The Gemara in Yevamos tells us that there are times where the Rabbanim allow us to be deceptive in order to keep the peace. Were Rivka and Yaakov merely trying to keep the peace?
Rav Yaakov Kaminetzky compares what is happening with the יעקב and עשו story with someone who tries to rob you and you deny that you have any money, even though you have lots of money in your pocket. עשו therefore was the impostor in this case. He was trying to take what was rightfully יעקב’s. Therefore, יעקב’s actions, by proxy were justified. He is therefore ascribed the title of ישראל which, contained within that name is the word ישר. This indicates that יעקב’s actions were indeed justified.
What is even more fascinating is that later on in ParshasVayishlach, the Medrash tells us that Yaakov encouraged Eisav to go ahead of him to HarSeir-Mount Seir. Reb Avahu comments that there is nowhere in Tanach where it says that Yaakov met Eisav at HarSeir. It appears that Yaakov is continuing his deception even without his mother’s urging. Did he not learn his lesson? However, and I will use the cliché “the truth is”…Yaakov was not lying. The Medrash bring the Passuk from Ovadia that says “And Saviors will go up to HarTzion to judge the mountain of Eisav.” This was the prophecy that will occur in the times of Mashiach.
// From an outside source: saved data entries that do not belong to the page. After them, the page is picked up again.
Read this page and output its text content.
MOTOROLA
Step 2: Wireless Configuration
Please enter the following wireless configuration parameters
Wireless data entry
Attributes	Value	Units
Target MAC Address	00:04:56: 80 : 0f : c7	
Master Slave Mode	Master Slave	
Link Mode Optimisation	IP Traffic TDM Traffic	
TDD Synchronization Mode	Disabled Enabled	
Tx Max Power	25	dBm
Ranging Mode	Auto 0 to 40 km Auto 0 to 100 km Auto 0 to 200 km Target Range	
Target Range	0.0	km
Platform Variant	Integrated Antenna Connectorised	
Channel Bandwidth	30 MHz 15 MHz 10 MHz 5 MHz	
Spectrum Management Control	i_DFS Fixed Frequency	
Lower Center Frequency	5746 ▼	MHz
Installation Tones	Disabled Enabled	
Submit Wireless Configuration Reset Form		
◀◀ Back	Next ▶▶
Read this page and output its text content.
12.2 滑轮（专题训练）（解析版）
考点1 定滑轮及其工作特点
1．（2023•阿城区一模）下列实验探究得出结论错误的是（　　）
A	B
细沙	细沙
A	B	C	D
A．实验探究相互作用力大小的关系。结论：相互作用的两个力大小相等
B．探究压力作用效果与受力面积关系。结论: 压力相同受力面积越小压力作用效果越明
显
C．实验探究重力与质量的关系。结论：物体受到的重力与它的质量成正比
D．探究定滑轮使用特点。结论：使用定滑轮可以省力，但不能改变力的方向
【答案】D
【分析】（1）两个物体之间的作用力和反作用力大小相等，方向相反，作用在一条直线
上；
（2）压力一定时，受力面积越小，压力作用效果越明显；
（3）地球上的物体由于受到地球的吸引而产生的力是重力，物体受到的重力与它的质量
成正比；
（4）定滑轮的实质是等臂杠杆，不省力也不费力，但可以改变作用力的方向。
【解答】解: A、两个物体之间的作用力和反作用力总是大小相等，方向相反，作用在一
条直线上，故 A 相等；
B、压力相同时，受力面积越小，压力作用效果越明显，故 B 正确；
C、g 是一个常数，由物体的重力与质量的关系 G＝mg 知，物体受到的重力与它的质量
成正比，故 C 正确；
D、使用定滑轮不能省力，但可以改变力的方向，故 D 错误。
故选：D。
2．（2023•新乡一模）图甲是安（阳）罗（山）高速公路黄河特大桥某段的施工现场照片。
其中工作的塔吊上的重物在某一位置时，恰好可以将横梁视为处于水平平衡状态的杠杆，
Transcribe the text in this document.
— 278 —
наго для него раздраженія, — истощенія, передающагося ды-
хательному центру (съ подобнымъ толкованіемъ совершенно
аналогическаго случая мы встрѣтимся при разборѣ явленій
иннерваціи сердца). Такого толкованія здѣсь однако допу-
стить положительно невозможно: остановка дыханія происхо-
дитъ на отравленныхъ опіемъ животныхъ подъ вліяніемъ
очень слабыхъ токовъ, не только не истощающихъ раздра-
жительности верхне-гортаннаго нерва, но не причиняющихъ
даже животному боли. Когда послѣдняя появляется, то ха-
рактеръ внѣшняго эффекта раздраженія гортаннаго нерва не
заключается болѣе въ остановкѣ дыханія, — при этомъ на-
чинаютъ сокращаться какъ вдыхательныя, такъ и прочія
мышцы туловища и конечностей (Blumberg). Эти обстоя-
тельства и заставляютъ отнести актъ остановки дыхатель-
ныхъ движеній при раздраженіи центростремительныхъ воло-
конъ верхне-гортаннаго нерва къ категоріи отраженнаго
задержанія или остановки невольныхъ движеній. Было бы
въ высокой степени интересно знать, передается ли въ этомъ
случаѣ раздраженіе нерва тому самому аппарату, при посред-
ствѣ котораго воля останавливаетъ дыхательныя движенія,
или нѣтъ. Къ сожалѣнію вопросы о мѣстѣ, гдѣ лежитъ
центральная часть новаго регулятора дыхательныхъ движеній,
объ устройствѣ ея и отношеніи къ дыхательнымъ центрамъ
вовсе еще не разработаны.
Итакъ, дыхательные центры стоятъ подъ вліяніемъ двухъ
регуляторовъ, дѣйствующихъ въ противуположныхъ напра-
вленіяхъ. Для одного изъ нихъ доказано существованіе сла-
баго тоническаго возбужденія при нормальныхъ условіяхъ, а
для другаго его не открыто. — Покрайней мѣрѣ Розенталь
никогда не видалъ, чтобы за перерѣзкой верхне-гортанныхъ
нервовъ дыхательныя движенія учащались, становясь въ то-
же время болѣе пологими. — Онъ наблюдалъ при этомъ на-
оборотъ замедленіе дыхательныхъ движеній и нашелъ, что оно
Now, we can understand what the intention was. There is a fascinating Gemara in Avoda Zara that says if a Jew meets a non-Jew who asks him where he is going and the Jew is afraid the guy is going to kill him, he can tell the non-Jew a different location or a more distant location for self-preservation purposes.
And now, we can (honestly) make sense of the deception conundrum. A person is allowed to mislead another person but not directly. The way to do so is allowing the other person to misunderstand you as Yaakov did to Eisav. He would meet up with Eisav. Just not in this lifetime.
I would like to take this idea a step further. In my training, I have learned how to spot a liar. In children, it is rather easy. In adults there are some tricks of the trade in spotting a deceptive person. I recently came across an article written in a publication called Frontiers in Psychology( ). The first line of the article states “Deception is thought to be more effortful than telling the truth.” I re-read that statement a few times before continuing the article. I won’t review the entire article although it is a very worthwhile read. Is it harder to deceive than to just tell the truth? It all depends on who you ask. When you are young and you are caught doing something wrong, it is sort of a knee-jerk reaction for many kids to engage in telling a lie. “I didn’t steal the cookie from the cookie jar!”
But what happens when an adult tells a lie. Anecdotally, I can say that that there are more cognitive processes that are activated when lying such as feelings of guilt and shame and remorse among others. Countless numbers of clients I see will tell me “I can’t believe I am telling you this.” As if this is the first time they are telling the truth. But is it the first time they are telling the truth or is it the first time they are including truthful details in a story that only makes sense when they tell all. This is a fascinating concept and to see it play out in real life is somewhat gratifying for a psychologist.